湖の騎士様 「一日中白い壁の中で」という視点でお書きになるエッセイを楽しみにしています。実は、くしくも私が日本の若い人達の先行きを心配する象徴的な場面とは「壁」のことなのです。私が、社会を見る時には、どうしてもイギリスとの比較になります。私が言う「壁」とは日本の1ルームマンションのことです。土地の経済効率をいっぱいいっぱいに上げるために狭い容積にできるだけ沢山部屋を詰め込んだような1ルームマンションは亡国の独房です。小さなキッチンも自炊を前提に設計していませんから食事はコンビニのお弁当です。以前、ホリエモンが収監された独居房をテレビで映していましたが、私の目には1ルームマンションと大した違いはありませんでした。その上、会社では2,3日続けて休むにも随分勇気がいることでしょう。イギリスでは、大抵、数人でフラットや一戸建てをシェアして、十分なスペースと人との繋がり、時には庭さえ確保します。人づきあいも磨かれてゆきます。そして年に4~6週間の休暇を2~3回に分けて全て消化するのが当たり前で時間的な圧迫感も全くありません。

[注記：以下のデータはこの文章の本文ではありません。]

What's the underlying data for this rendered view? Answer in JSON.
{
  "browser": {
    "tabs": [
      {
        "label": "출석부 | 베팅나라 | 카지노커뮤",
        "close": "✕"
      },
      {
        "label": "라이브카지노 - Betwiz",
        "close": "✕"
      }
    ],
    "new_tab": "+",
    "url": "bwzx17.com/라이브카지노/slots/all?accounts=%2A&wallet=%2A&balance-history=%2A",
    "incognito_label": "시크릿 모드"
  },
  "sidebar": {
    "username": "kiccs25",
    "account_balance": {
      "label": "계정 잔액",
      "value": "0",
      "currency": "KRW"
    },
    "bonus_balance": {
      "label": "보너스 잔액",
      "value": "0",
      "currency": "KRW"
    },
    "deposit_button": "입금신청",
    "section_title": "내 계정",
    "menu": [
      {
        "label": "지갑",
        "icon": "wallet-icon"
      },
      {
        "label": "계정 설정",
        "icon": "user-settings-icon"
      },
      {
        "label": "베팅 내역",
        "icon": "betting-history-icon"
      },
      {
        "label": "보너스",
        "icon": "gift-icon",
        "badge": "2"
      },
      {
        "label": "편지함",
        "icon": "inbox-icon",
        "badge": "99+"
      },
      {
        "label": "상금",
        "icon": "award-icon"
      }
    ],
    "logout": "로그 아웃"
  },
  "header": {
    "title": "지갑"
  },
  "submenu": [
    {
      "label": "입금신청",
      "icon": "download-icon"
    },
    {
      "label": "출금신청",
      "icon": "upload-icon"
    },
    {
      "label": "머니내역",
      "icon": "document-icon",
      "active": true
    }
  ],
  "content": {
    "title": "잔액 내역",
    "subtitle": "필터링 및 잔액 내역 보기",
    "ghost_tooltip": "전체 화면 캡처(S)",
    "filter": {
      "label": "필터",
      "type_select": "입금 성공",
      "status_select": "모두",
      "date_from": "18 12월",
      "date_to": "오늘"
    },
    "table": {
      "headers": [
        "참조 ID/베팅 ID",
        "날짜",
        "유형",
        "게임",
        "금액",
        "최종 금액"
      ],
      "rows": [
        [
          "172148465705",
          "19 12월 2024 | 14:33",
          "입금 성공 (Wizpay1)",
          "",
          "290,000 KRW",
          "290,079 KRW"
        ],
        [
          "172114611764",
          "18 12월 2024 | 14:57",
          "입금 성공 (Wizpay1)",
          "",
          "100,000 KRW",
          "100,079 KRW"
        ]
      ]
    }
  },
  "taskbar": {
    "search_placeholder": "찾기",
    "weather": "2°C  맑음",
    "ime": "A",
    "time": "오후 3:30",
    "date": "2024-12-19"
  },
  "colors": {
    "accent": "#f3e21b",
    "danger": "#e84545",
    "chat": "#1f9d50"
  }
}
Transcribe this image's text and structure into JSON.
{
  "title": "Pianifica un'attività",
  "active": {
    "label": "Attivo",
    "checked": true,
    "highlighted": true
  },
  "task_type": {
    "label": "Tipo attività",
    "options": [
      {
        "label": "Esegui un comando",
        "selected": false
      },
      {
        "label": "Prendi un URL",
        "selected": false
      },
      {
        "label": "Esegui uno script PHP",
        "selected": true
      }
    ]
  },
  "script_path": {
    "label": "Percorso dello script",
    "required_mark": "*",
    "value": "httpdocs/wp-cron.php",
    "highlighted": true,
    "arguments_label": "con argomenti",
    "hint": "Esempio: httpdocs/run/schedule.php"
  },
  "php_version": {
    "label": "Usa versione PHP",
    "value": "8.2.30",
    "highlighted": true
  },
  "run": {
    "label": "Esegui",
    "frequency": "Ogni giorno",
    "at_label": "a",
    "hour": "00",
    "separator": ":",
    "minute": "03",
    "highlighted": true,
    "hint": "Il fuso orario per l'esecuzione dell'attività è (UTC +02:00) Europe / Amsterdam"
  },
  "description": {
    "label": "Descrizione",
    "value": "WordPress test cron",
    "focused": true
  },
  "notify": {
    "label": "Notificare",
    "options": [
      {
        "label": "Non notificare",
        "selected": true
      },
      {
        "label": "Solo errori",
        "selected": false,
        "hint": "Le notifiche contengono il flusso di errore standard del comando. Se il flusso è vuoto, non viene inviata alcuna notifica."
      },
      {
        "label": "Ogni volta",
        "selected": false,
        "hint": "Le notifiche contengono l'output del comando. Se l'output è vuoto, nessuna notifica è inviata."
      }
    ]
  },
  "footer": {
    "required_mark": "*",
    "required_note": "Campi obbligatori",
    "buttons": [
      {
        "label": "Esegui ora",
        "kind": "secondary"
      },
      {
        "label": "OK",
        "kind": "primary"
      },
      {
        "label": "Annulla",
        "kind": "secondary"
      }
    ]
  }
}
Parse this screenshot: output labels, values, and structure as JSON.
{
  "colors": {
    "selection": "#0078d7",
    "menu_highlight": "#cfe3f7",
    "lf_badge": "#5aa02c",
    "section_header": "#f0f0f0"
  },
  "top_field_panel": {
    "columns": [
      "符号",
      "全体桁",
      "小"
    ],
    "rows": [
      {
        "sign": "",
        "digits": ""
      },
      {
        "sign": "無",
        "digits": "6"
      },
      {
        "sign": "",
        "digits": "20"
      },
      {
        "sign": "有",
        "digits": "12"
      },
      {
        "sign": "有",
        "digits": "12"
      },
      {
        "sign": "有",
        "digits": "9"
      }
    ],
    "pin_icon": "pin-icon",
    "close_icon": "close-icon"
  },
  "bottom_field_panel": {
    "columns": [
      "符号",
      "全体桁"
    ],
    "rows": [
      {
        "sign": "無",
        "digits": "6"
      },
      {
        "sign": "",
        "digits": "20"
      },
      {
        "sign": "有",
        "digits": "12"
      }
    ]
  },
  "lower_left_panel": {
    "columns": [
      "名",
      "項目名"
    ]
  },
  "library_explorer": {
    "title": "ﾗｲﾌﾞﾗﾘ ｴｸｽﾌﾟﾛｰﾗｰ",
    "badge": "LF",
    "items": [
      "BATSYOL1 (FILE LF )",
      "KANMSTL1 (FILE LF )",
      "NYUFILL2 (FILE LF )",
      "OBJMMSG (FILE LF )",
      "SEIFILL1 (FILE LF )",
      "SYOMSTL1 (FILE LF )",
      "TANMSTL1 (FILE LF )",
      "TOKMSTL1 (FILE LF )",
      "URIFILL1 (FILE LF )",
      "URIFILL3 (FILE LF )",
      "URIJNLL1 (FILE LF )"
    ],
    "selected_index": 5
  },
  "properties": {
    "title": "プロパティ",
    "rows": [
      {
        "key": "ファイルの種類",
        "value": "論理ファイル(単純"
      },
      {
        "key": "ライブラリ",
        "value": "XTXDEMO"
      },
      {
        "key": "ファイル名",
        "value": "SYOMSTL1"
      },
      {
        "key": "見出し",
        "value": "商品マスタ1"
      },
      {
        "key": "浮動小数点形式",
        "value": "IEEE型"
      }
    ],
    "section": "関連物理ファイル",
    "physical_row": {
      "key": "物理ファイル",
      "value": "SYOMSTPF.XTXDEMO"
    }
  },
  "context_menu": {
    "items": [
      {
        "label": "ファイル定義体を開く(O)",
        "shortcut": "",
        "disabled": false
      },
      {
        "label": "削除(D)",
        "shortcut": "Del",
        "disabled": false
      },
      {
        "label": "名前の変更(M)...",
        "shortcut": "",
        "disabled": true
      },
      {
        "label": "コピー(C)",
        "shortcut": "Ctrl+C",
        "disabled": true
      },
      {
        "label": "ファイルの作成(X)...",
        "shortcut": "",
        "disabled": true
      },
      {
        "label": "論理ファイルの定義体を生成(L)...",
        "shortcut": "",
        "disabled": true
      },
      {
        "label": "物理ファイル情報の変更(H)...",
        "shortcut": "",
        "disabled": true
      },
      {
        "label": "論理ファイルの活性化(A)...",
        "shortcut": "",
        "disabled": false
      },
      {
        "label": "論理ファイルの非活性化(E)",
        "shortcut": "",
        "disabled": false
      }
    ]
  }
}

イギリス人が心身の健康を保つために必要な「ゆとり」は、同じ人間として日本人にも絶対に必要なはずです。日本人が最低限のゆとりも無く暮しているのは、ただ単に、その存在を知らないだけなのです。狭い壁に囲まれて日本の若い人達の心が壊れてゆくのが気が気ではありません。そのことがいつも頭にあるので、私は若い人達にとても同情的なのです。

14 : 湖の騎士 : June 27, 2008 11:33 PM

alien様 若者のことを本当に心配し、やさしい眼差しを向けておられるのはすばらしいことです。私は自ら努力せずに運命に背を向けられている若者を数多く見てきたので、どうしても見方は厳しくなります。そして「こういう見方もまた偏っているのかも知れない」と思うこともあります。人間性を否定するような白い壁の中で暮らす若者への同情を語っておられますが、このことについては改めて書かせていただきます。私がロンドンで出会った若者は、本当に孤独な生活をしていました。